DVD Review: Hideous! (1997)

By Keri O’Shea

Ah, ‘Grindhouse Classics’ from 88 Films – how I love that you are so defiantly, so delightfully neither of those things; but truth be told, I just can’t turn down your screeners for long.

Perhaps it’s the fact that I am such a sucker for punishment, or perhaps it’s the fact that I still find myself drawn towards the Full Moon label which makes up the bulk of the Grindhouse Classics releases, no matter how many times I get burned by various reconfigurations of hordes of little bastards – puppets, toys, vertically-challenged takes on the Universal monsters, even trouble dolls – plodding their way through their ninety minutes. Whatever the case, I sat down to watch Hideous! with the usual blend of curiosity and dread: curiosity as to the type of little bastard which I was about to see, and dread about what the hell they were going to get up to. Well, my presentiments were correct.

We begin our tale here with a band of heavily-redubbed modern day toshers – that’s someone who makes their living fishing things out of sewers, folks – undertaking the very labour-intensive and you’d assume ineffectual job of standing, peering down into a sewage processing plant, and jabbing at it pre-emptively with nets. Our head honcho says otherwise, though, and is just in the process of confidently announcing that he’s ‘seen it all’ when of course it turns out he hasn’t, and he pulls out a thingy. That’s as much as we’re shown at this time – but no doubt about it, it’s an interesting thingy, judging by what he does next…

Which is to get on the blower to a woman, name of Belinda Yost (Tracie May) who makes a handsome living selling medical oddities; you know the sort of thing, two-headed foetuses and such. She seems to be doing well at this, judging by her glass of Scotch and her pearl necklace (heh). Our sewage guy offers her the thingy and she’s delighted, immediately offering it to one of her wealthiest clients, a nice bloke called Napoleon. She pushes a hard deal but he acquiesces, happily leaving with the thingy which he cannot wait to add to his collection. But oh no! Someone else in the local area also collects medical curios, and this man, Lorca (Michael Citriniti), will stop at nothing to intervene, taking the thingy from Napoleon with force. Force in the form of a topless woman wearing a gorilla mask. Nine-tenths of any battle is won through surprise, and by fuck does Lorca’s assistant Sheila have that on her side – so she takes the thingy, now revealed to be a vaguely foetal thingy, back to Lorca’s castle (common enough in America) where he adds it to a rack of other foetal thingies.

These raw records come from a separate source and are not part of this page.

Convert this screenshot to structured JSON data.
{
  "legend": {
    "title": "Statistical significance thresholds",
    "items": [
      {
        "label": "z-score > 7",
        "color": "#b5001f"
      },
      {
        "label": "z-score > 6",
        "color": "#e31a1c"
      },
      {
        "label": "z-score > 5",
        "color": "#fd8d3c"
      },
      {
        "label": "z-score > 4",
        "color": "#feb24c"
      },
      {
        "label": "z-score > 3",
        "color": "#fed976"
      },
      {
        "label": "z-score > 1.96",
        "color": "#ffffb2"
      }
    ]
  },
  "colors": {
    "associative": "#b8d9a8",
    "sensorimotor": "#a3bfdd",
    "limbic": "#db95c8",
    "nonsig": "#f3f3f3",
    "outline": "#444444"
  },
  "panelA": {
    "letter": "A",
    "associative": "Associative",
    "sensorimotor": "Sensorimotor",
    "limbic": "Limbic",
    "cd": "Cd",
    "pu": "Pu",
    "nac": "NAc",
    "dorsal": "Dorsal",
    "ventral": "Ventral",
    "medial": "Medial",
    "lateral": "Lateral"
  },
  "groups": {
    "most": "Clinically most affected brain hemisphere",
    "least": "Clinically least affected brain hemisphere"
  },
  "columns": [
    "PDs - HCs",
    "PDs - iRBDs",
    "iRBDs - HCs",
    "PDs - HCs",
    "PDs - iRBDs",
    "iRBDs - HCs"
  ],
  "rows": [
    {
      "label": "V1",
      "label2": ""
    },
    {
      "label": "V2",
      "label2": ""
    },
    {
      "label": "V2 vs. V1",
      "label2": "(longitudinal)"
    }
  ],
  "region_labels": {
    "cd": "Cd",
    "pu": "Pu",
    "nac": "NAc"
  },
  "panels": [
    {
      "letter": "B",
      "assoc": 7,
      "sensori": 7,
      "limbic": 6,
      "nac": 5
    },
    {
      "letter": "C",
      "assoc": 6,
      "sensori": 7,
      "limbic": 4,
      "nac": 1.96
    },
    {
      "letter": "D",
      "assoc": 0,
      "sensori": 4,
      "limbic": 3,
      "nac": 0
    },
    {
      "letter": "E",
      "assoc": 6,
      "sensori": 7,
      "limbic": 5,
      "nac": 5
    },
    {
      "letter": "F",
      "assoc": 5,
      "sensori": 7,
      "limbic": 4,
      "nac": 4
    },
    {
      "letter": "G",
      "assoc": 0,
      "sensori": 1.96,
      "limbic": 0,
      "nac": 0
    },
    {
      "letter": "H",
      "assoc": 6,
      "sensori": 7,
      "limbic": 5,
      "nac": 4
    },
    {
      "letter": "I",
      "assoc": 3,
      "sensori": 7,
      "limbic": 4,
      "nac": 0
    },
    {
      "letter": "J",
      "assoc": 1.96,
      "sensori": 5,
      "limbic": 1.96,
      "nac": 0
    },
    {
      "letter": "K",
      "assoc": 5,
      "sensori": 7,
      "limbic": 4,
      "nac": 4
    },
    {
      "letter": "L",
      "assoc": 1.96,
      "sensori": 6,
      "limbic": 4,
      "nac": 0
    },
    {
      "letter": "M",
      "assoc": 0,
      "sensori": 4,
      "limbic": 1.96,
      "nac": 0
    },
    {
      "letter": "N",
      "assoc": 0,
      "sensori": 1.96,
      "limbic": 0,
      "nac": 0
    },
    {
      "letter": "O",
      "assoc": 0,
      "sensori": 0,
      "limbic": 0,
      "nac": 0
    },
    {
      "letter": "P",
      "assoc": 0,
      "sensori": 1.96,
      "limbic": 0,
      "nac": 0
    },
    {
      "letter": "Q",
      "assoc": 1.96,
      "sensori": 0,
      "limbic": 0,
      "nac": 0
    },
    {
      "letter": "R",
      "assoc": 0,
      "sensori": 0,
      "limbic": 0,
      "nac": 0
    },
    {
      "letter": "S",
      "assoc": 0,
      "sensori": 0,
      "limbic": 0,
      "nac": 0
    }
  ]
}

But it ain’t over there, and an entire mêlée of FBI agents, irate salespeople and of course the thingies themselves are soon battling for supremacy.

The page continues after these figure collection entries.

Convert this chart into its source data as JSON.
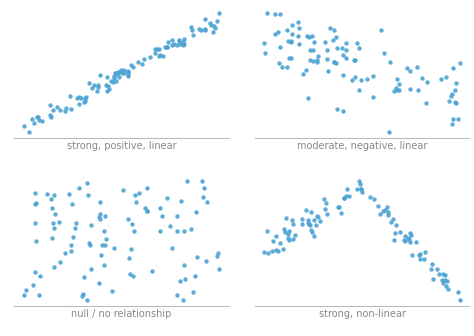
{
  "dot_color": "#4ba3d3",
  "dot_size": 10,
  "dot_alpha": 0.9,
  "background_color": "#ffffff",
  "labels": [
    "strong, positive, linear",
    "moderate, negative, linear",
    "null / no relationship",
    "strong, non-linear"
  ],
  "label_fontsize": 7,
  "label_color": "#888888",
  "spine_color": "#bbbbbb",
  "n_points": 100,
  "seed": 7
}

Usually you’d say, ‘you couldn’t make this shit up’; someone did, however, and that man is Charles Band, albeit alongside writer Benjamin Carr, who has a lot of Full Moon form. Likewise, I’d ordinarily feel bad about revealing quite so much of the storyline – but this is a Charles Band film. You know what’s going to go on, in a vague sense, and all that remains is to fathom what the inevitable critters will look like. To answer that question, our li’l monsters here are inexplicable possibly alien babies of some kind – sentient enough to write crude notes like ‘we hurt bad’ and strong enough to use crowbars, marginally uglier than regular foetuses and also occasionally malign, although for the most part (and Band is sane enough to not have them on-screen a tremendous amount) they just hide in wall spaces, looking. I had no idea what was going on. Meanwhile the adults squabble and deliver achingly bad lines in each other’s general direction, doing their best perhaps, but typically over-acting and looking confused. Most of the dialogue feels like ballast to pad the film out to feature-length, and for the most part, thanks to the rival collectors angle and their various scraps over the contested thingies, this felt like a really aggressive edition of the gentle, pointless British antiques programme Bargain Hunters.

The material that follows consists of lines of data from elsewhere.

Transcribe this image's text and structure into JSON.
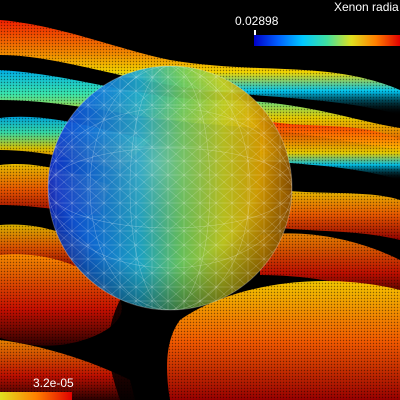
{
  "legend": {
    "title": "Xenon radia",
    "range_max_label": "0.02898",
    "range_min_label": "3.2e-05"
  },
  "colormap": {
    "stops": [
      "#0000c8",
      "#0060ff",
      "#00c8ff",
      "#40e0a0",
      "#e0e020",
      "#ff8000",
      "#e00000"
    ]
  }
}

It doesn’t quite stop there, though; in common with a lot of Charles Band films, things are ambling along as per usual when he will decide to throw in a scene which is unsavoury on so many levels that it jolts you out of your torpor. Hideous! has one such scene and, oh my, there was a hell of a lot of grot to unpack out of that one. Wrong on so many levels. Eww. The film soon drifts back to its regular pace, however…

That’s the thing with this movie, see; yes, it has a half-naked woman in a gorilla mask and yes, it has a scene involving one of the baby thingies which even the most militant attachment parenting people would retreat from, but for the most part, it’s just a bit dull. Band knows his creature FX here aren’t quite up to a lot of screen-time and the back-story is non-existent, so none of this can form part of the plot. He wants a feature, and isn’t quite sure how to get there – hence a couple of startling scenes, but not all that much in-between. It’s just not quite there as a so-bad-it’s-good film thanks to that factor, which, to be fair, several of the better Full Moon films have managed to be. Daft and oddly laborious, Hideous! derives most of its impact from the shock of finding out it was made as late as 1997…even less reason to swallow the ‘Grindhouse’ tag and visual style of the cover art, but there you go.

Hideous is available to buy now from 88 Films.